A new semantic network is created via a separate network creation window. It can be reached via the New button on the start screen. Any inputs in the Server and semantic network free text fields are ignored.

2.2.1 Server

The name or the IP address of the computer is specified in the free text field Server on which the mediator is running, and which should be used to create the new semantic network. If this cannot be reached using the default port, then a correct port number must also be named. The input form in this case is [Computer name or IP address]:[Port number].

If the mediator that should be used to create the new semantic network is running on the same computer as the Admin tool, it can also be addressed using the computer name localhost.

If the field remains blank, the semantic network is generated in the Volumes subfolder in direct relation to the position of the Admin tool.

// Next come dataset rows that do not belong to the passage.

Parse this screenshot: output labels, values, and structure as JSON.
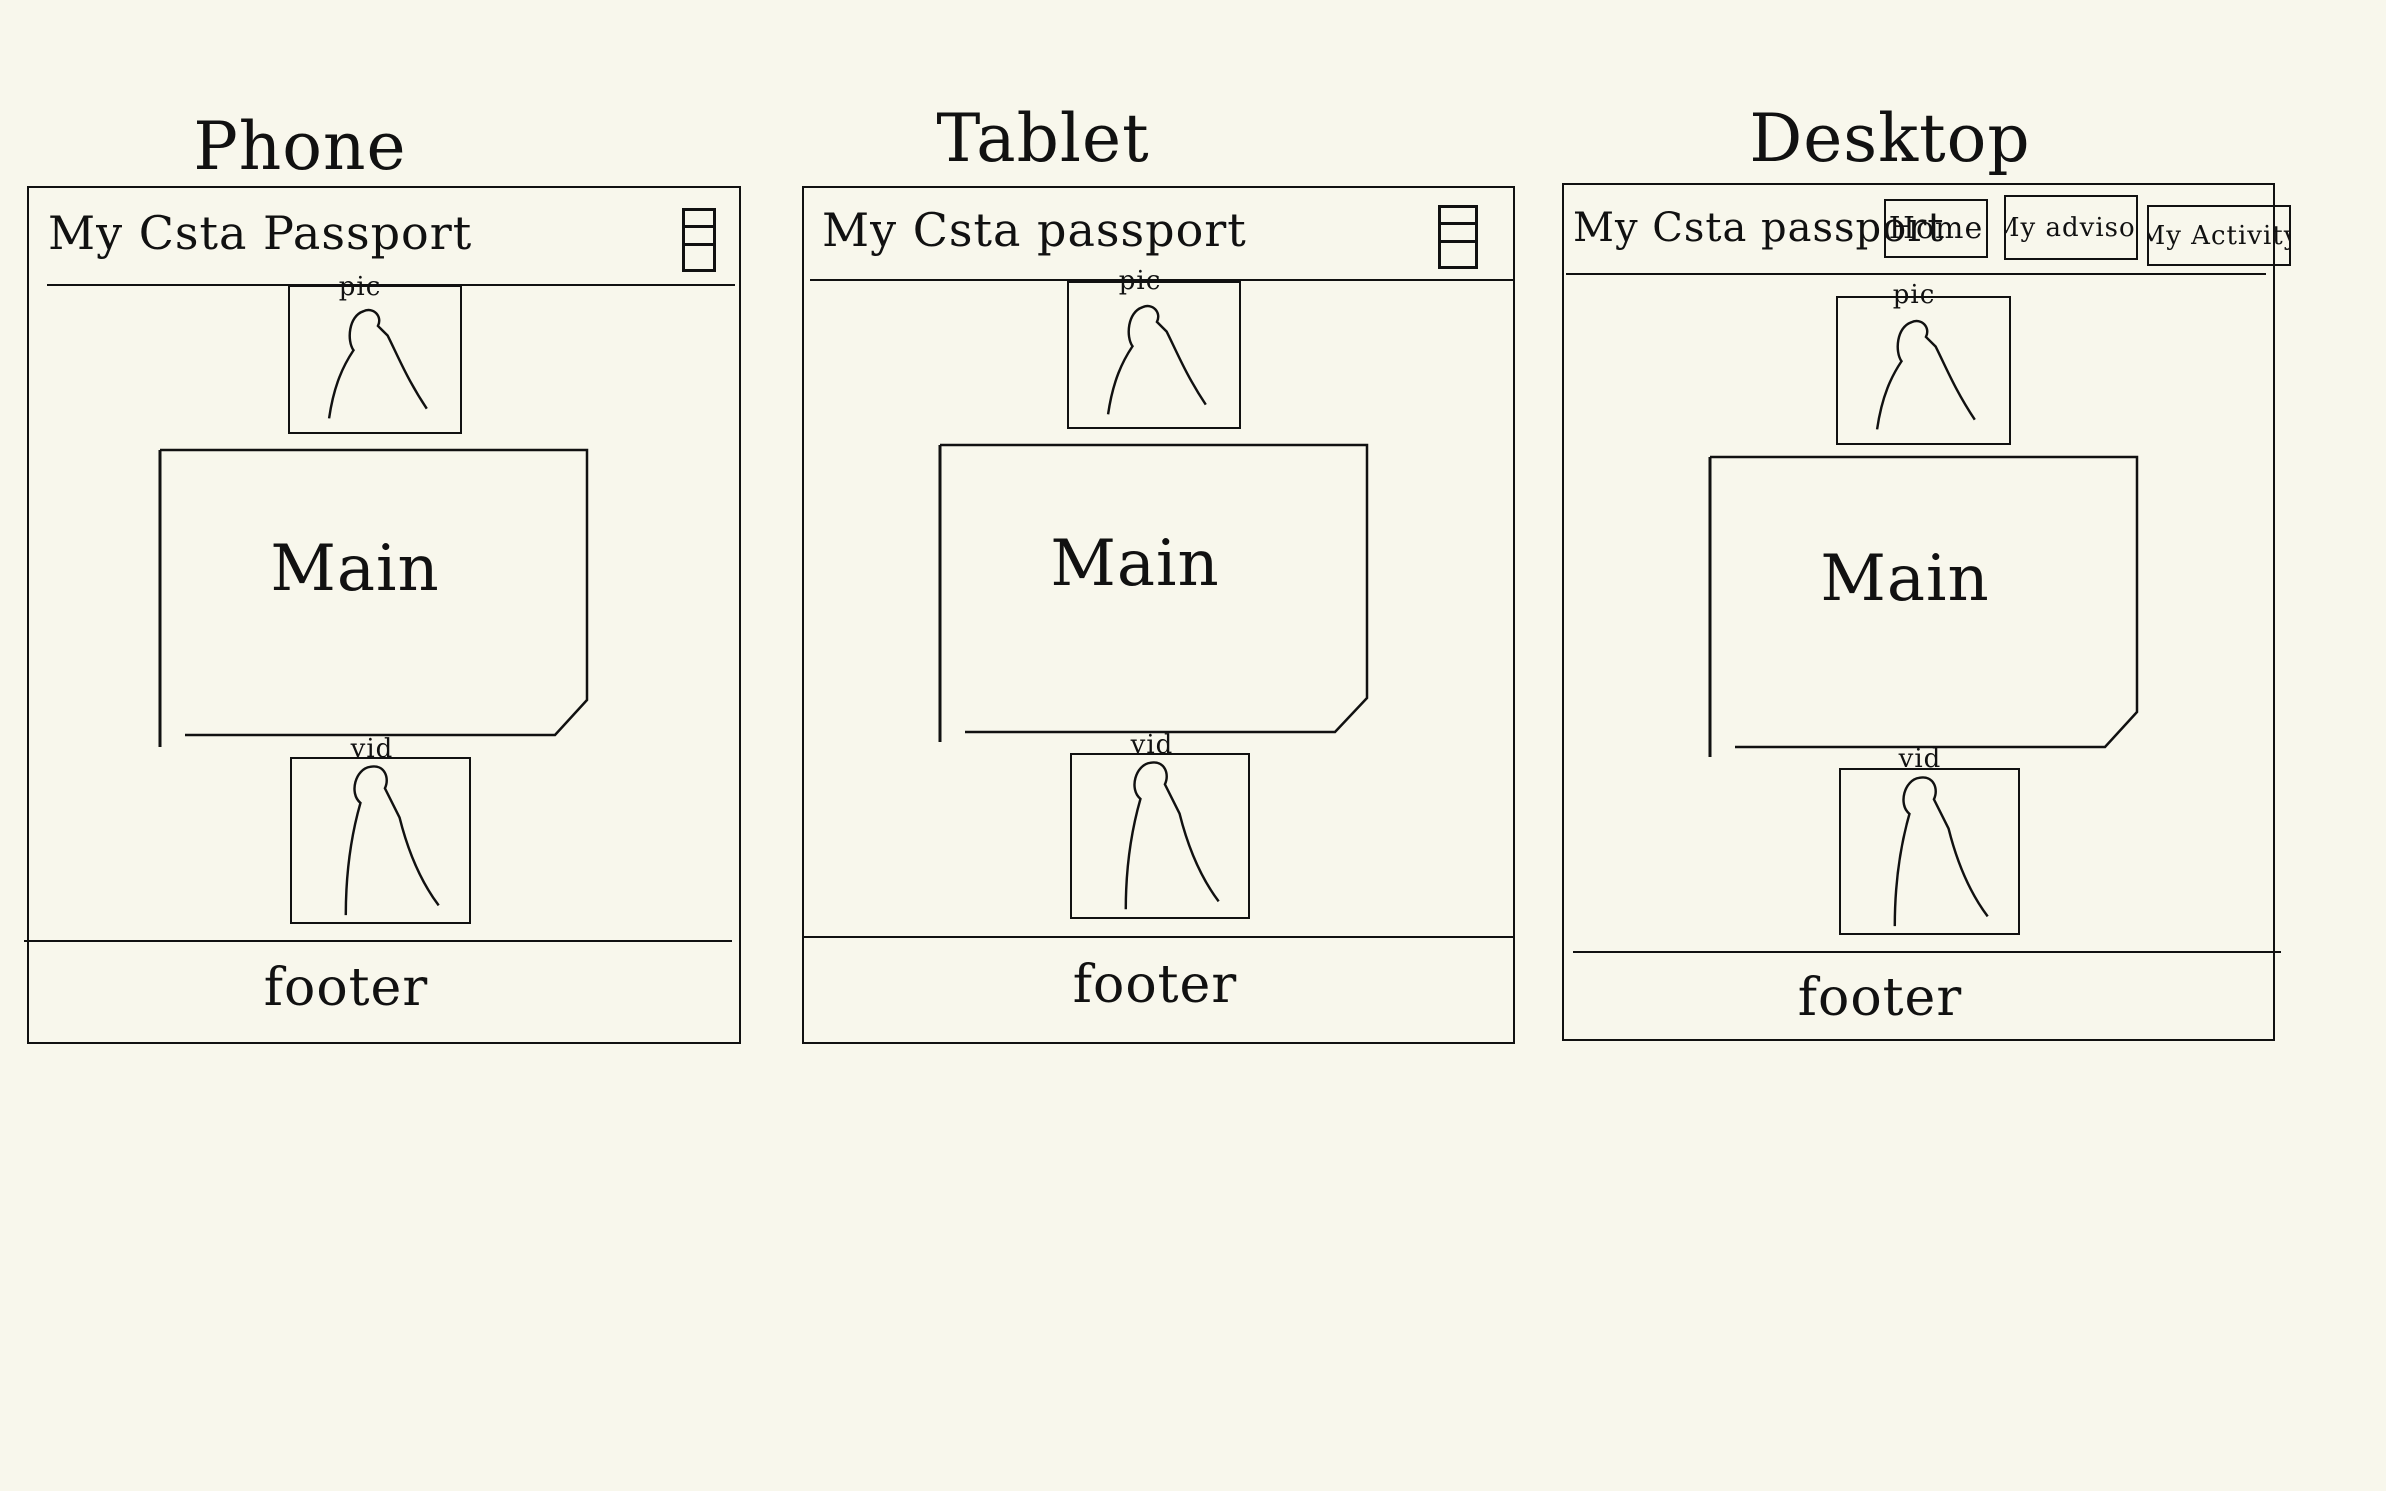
{
  "devices": {
    "phone": {
      "label": "Phone",
      "title": "My Csta Passport",
      "pic": "pic",
      "main": "Main",
      "vid": "vid",
      "footer": "footer"
    },
    "tablet": {
      "label": "Tablet",
      "title": "My Csta passport",
      "pic": "pic",
      "main": "Main",
      "vid": "vid",
      "footer": "footer"
    },
    "desktop": {
      "label": "Desktop",
      "title": "My Csta passport",
      "nav": [
        "Home",
        "My advisor",
        "My Activity"
      ],
      "pic": "pic",
      "main": "Main",
      "vid": "vid",
      "footer": "footer"
    }
  },
  "icons": {
    "menu": "hamburger-menu-icon",
    "person": "person-silhouette-icon"
  },
  "colors": {
    "background": "#f8f7ec",
    "ink": "#111111"
  }
}
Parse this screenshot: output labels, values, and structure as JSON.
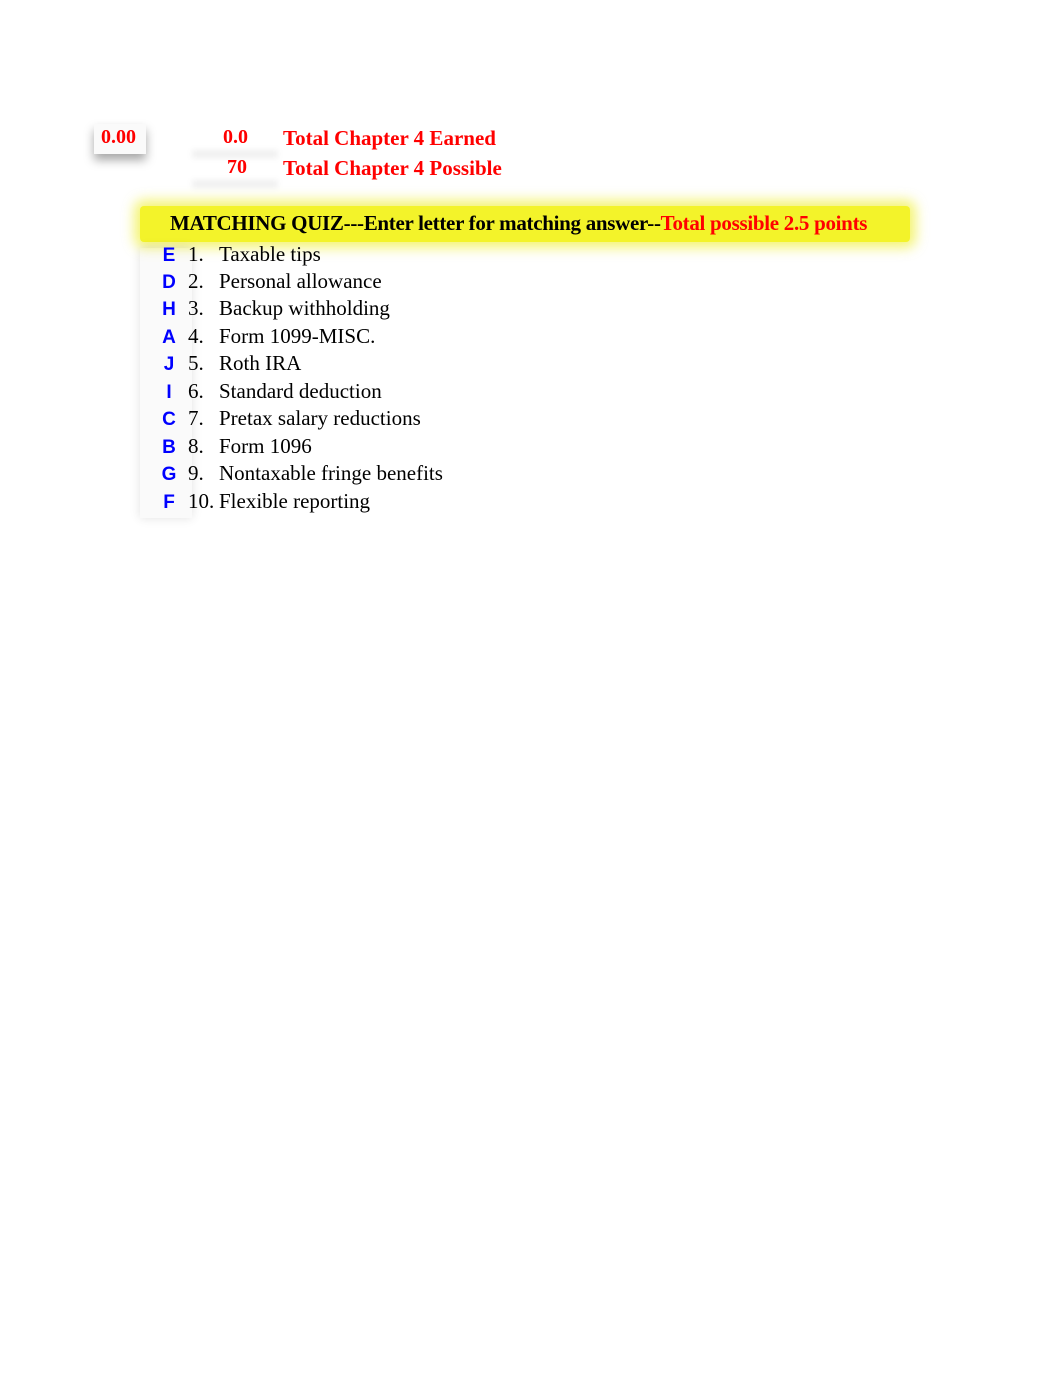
{
  "summary": {
    "score": "0.00",
    "earned_value": "0.0",
    "earned_label": "Total Chapter 4 Earned",
    "possible_value": "70",
    "possible_label": "Total Chapter 4 Possible"
  },
  "quiz": {
    "title_black": "MATCHING QUIZ---Enter letter for matching answer--",
    "title_red": "Total possible 2.5 points",
    "items": [
      {
        "answer": "E",
        "number": "1.",
        "term": "Taxable tips"
      },
      {
        "answer": "D",
        "number": "2.",
        "term": "Personal allowance"
      },
      {
        "answer": "H",
        "number": "3.",
        "term": "Backup withholding"
      },
      {
        "answer": "A",
        "number": "4.",
        "term": "Form 1099-MISC."
      },
      {
        "answer": "J",
        "number": "5.",
        "term": "Roth IRA"
      },
      {
        "answer": "I",
        "number": "6.",
        "term": "Standard deduction"
      },
      {
        "answer": "C",
        "number": "7.",
        "term": "Pretax salary reductions"
      },
      {
        "answer": "B",
        "number": "8.",
        "term": "Form 1096"
      },
      {
        "answer": "G",
        "number": "9.",
        "term": "Nontaxable fringe benefits"
      },
      {
        "answer": "F",
        "number": "10.",
        "term": "Flexible reporting"
      }
    ]
  }
}
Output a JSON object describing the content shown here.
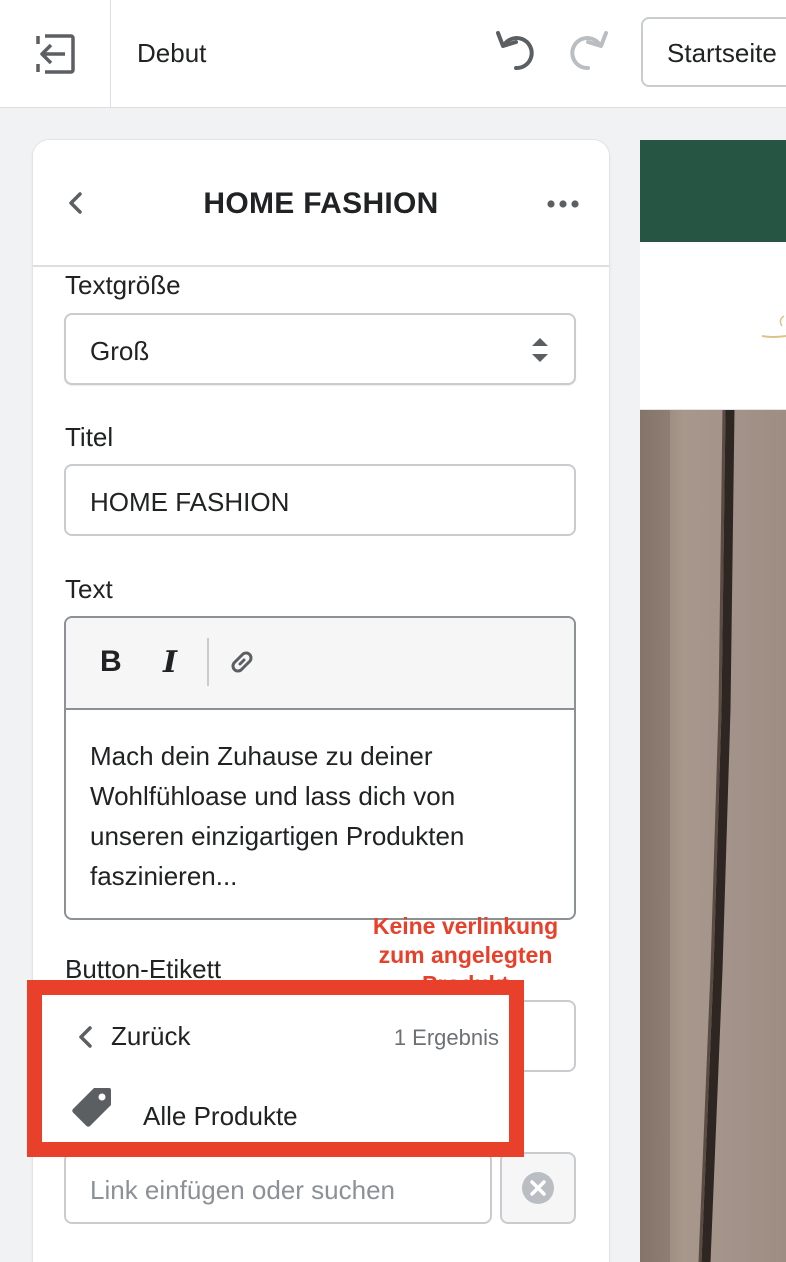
{
  "topbar": {
    "theme_name": "Debut",
    "page_select_value": "Startseite"
  },
  "panel": {
    "title": "HOME FASHION",
    "text_size": {
      "label": "Textgröße",
      "value": "Groß"
    },
    "title_field": {
      "label": "Titel",
      "value": "HOME FASHION"
    },
    "text_field": {
      "label": "Text",
      "toolbar": {
        "bold": "B",
        "italic": "I"
      },
      "content": "Mach dein Zuhause zu deiner Wohlfühloase und lass dich von unseren einzigartigen Produkten faszinieren..."
    },
    "button_label": {
      "label": "Button-Etikett"
    },
    "link_field": {
      "placeholder": "Link einfügen oder suchen"
    }
  },
  "dropdown": {
    "back_label": "Zurück",
    "result_count": "1 Ergebnis",
    "items": [
      {
        "label": "Alle Produkte",
        "icon": "tag-icon"
      }
    ]
  },
  "annotation": {
    "line1": "Keine verlinkung",
    "line2": "zum angelegten",
    "line3": "Produkt"
  },
  "colors": {
    "highlight": "#e8402a",
    "preview_bar": "#275543"
  }
}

2.2.2 New knowledge network

The name of the semantic network is specified in the free text field New semantic network. The characters allowed for this purpose are specified by the file system of the operating system on which the semantic network is to be stored. To ensure that the data can also be stored in different file systems, the following applies:

  • 64 characters maximum
  • No blank spaces at the start or end
  • Characters permitted: upper and lower scale Latin letters, numbers, spaces !@#$%&'()+-.[]^_`{}~Œœ and ASCII characters 160-255
  • The following character sequences are not allowed: AUX, CON, NUL, PRN as well as COM0-COM9 and LPT0-LPT9

A name must be specified.

The name can subsequently be changed only during copy processes of the semantic network or by changing file and directory names. If you make a change, keep in mind that the name of the semantic network might be used in initialization files and that the license might have been adapted to this.

2.2.3 Password (mediator)

The mediator supports authentication via a password. If a password has been set for the mediator that will be used to create the new semantic network, that password must be entered in the Password free text field, which is located between the New semantic network and License fields. If no password has been assigned, the free text field must remain empty.

2.2.4 License

A semantic network must have a valid license so that Knowledge Builder and other software components (with the exception of the Admin tool) can work with it. You can use the ... button to access the file system of the operating system in order to load a license key (file name: [License name].key).

2.2.5 User name

The name of the first user registered in the semantic network is specified in the User name free text field. The type and quantity of permitted characters is not restricted. The Administrator default setting is simply a suggestion. This field must not remain empty.

The name can be changed later on in the Admin tool or the Knowledge Builder. The user created in this way automatically has administrator rights.

2.2.6 Password (user)

In the Password free text field, you can enter a password for the first user registered in the semantic network. This password will be required later on when this user attempts to log in to the Knowledge Builder or the Admin tool for the semantic network.